Она наблюдала за щеголем-женихом и его свитой сбоку, из поварни, где проводила обычную утреннюю ревизию. Многое во дворе Екатерина Алексеевна доверила своему обер-гофмейстеру Василию Олсуфьеву, но токмо не кухню. Сказалась, должно быть, старая привычка, идущая еще с сиротских лет, проведенных в услужении у пастора Глюка в Марденбурге, где она тоже ведала кухней, а до того еще наголодалась изрядно. Потому кухню и винный погреб Екатерина оставила за собой, и никакому Олсуфьеву сюда ходу не было. Да и взгляд тут потребен зоркий: не то шельмецы-повара тотчас все растащат.

Екатерина Алексеевна с удовольствием осмотрела свою простую поварню: все чисто, прибрано, сияют в солнечных лучах до блеска отмытые кастрюли и сковородки, сверкает серебряная посуда, запертая в особом шкапчике.

Здесь, среди кастрюль, Екатерина Алексеевна чувствовала себя полным генералом. Выслушала доклад старшего повара, сама проверила кладовые, где висели добрые окорока и копченые колбасы, доставленные из Ревеля; спустилась в ледник, полюбовалась на огромных замороженных осетров — дары астраханского губернатора; заглянула в винный погреб, где рядами высились крепкие бочонки с бургундским, мозельским, венгерским пипами.

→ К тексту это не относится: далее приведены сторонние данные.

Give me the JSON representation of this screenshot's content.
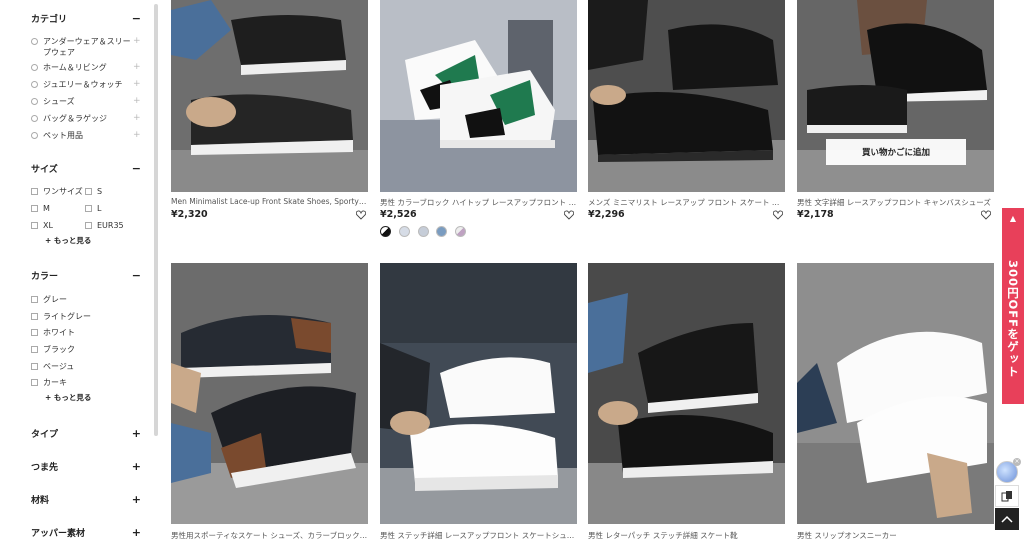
{
  "sidebar": {
    "category": {
      "title": "カテゴリ",
      "toggle": "−",
      "items": [
        "アンダーウェア＆スリープウェア",
        "ホーム＆リビング",
        "ジュエリー＆ウォッチ",
        "シューズ",
        "バッグ＆ラゲッジ",
        "ペット用品"
      ]
    },
    "size": {
      "title": "サイズ",
      "toggle": "−",
      "items": [
        "ワンサイズ",
        "S",
        "M",
        "L",
        "XL",
        "EUR35"
      ],
      "more": "+ もっと見る"
    },
    "color": {
      "title": "カラー",
      "toggle": "−",
      "items": [
        "グレー",
        "ライトグレー",
        "ホワイト",
        "ブラック",
        "ベージュ",
        "カーキ"
      ],
      "more": "+ もっと見る"
    },
    "collapsed": [
      {
        "title": "タイプ",
        "toggle": "+"
      },
      {
        "title": "つま先",
        "toggle": "+"
      },
      {
        "title": "材料",
        "toggle": "+"
      },
      {
        "title": "アッパー素材",
        "toggle": "+"
      }
    ]
  },
  "products": [
    {
      "name": "Men Minimalist Lace-up Front Skate Shoes, Sporty Outdoor",
      "price": "¥2,320"
    },
    {
      "name": "男性 カラーブロック ハイトップ レースアップフロント スケートシューズ",
      "price": "¥2,526"
    },
    {
      "name": "メンズ ミニマリスト レースアップ フロント スケート シューズ",
      "price": "¥2,296"
    },
    {
      "name": "男性 文字詳細 レースアップフロント キャンバスシューズ",
      "price": "¥2,178",
      "cart_button": "買い物かごに追加"
    },
    {
      "name": "男性用スポーティなスケート シューズ、カラーブロック レースアップ",
      "price": ""
    },
    {
      "name": "男性 ステッチ詳細 レースアップフロント スケートシューズ",
      "price": ""
    },
    {
      "name": "男性 レターパッチ ステッチ詳細 スケート靴",
      "price": ""
    },
    {
      "name": "男性 スリップオンスニーカー",
      "price": ""
    }
  ],
  "promo": {
    "text": "300円OFFをゲット",
    "arrow": "▲"
  },
  "colors": {
    "accent": "#e8405a"
  }
}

Виночерпий доложил, что вечор доставили бочонки с добрым токаем — подарок государю от князя Эстерхази. Екатерина Алексеевна сама опробовала вино. Токай был отменный, не заметила, как и выпила стаканчик до дна. Распорядилась подать вино к обеду — токай был любимым вином хозяина. А впрочем, угодить Петру-ше проще простого. С утра ест токмо холодное мясо о солеными огурцами и мочеными яблоками. Так что забота здесь была нехитрая: отправить в царский кабинет холодную курицу да штоф с водкой, настоянной на разных полезных кореньях, которые водку крепили и придавали ей особый вкус. Придворные льстецы величали сию водку петровской, поскольку государь сам алхимничал с сим полезным напитком.